Die groteske Falschmünzerei „Wiederaufrüstung“
Schon der Begriff einer „Wiederaufrüstung“ ist eine groteske Falschmünzerei. „Als wenn es da etwas ‚wieder‘ aufzurüsten gäbe, als wenn die EU nicht schon vor Waffen starren würde: Rund 326 Milliarden Euro [nach anderweitigen Angaben 430 Mrd. Dollar, KOMintern] gaben die Mitgliedstaaten laut Angaben der Kommission allein 2024 für ihre Streitkräfte aus, mehr als 2,2mal so viel wie vor gerade einmal zehn Jahren“, wie Jörg Kronauer dazu zu Recht hervorstich. (Zur detaillierteren Nachzeichnung der steten, gewaltigen Aufrüstung in der EU und NATO siehe unseren Beitrag: „Imperialistischer Fußpunkt einer beispiellosen Aufrüstung und Forcierung der Militärmacht EU“ vom 21.2. 2025)
„Zeitenwende“ 2.0
Allerdings, um den europäischen Imperialismus auch für den militärischen Machtkampf großer, heißer Welt(un)ordnungskriege zu rüsten und auf eine „Kriegsanstrengung“ wie noch nie seit 1945 (Emmanuel Macron) zu verpflichten, legte Brüssel nun den besagten fünf Punkte umfassenden 800 Mrd. Euro schweren „Plan zur Wiederaufrüstung Europas“ vor. Dass die EU-Kommission und Kommissionspräsidentin nach EU-Vertrag für „Verteidigung“ gar nicht zuständig sind, mag da angesichts des nach Friedrich Merz mit der Trump-Administration einhergehenden „Epochenbruchs“, der über die von Olaf Scholz ausgerufene „Zeitenwende“ hinausgehe, schon einmal unter den Tisch fallen. Entsprechend jedenfalls erklärte EU-Kommissionspräsidentin Ursula von der Leyen bereits am 21. Jänner – also lange vor der jetzt vorgeschobenen Aussetzung der US-Militärhilfe an Kiew – auf dem Weltwirtschaftsforum in Davos, „Europa“ müsse in seiner globalstrategischen Absicht machtpolitisch und militärisch „einen Gang höherschalten“ – und begleitend in einen Rüstungskeynesianismus und eine Kriegswirtschaft hineinsteuern.
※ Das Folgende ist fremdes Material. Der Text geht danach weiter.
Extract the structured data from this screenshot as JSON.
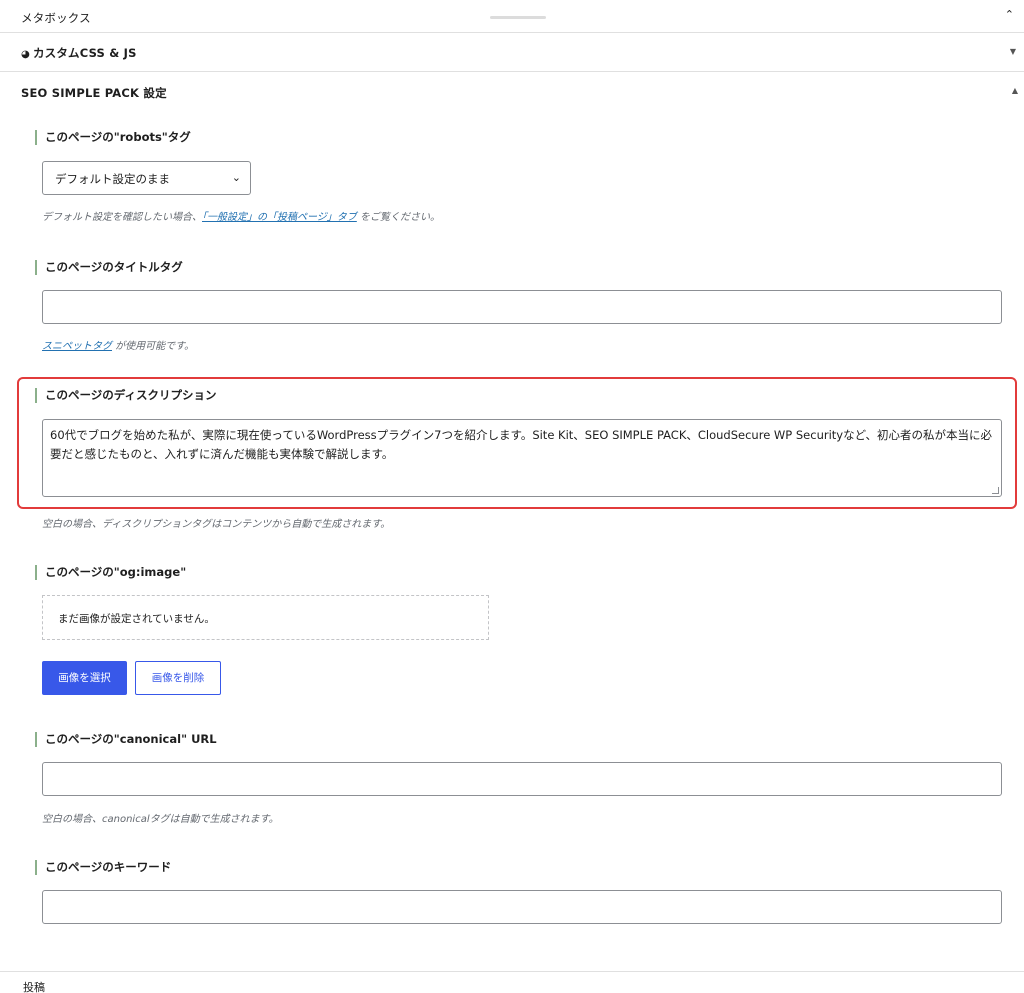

800 Mrd. Euro über „ein neues EU-Finanzinstrument“
Über „ein neues EU-Finanzinstrument“ will Brüssel die Hochrüstung, abgesichert durch den EU-Haushalt, nun alleine für Luftabwehrsysteme, Raketen, Munition und Drohnen um 150 Mrd. Euro pushen. Zudem soll eine Lockerung bzw. Ausnahmeklausel der EU-Schuldenregeln „zur Steigerung der Verteidigungsausgaben“ beschlossen werden (und nur dafür, keinesfalls indessen für Ziviles, gar Soziales), der eigentlich für Regionalförderungen bestimmte Kohäsionsfonds zur Aufrüstung herangezogen und die Stellschrauben weiterer Instrumente auf Kriegswirtschaft gestellt werden, um einen zusätzlichen „fiskalischen Spielraum von 650 Mrd. Euro über (die nächsten) vier Jahre (zu) schaffen“. Sprich: um die Rüstungsausgaben der EU-Staaten im Schnitt um abermals 1,5% des BIP zu steigern. Oder Tacheles geredet: Die EU-Militärunion um monströse 800 Mrd. Euro aufzurüsten, sowie auch weiter Waffen und Munition für die Ukraine zu stellen, um das Land – O-Ton von der Leyen – in ein, oder vielleicht besser: EU-Europas, „stählernes Stachelschwein“ zu verwandeln.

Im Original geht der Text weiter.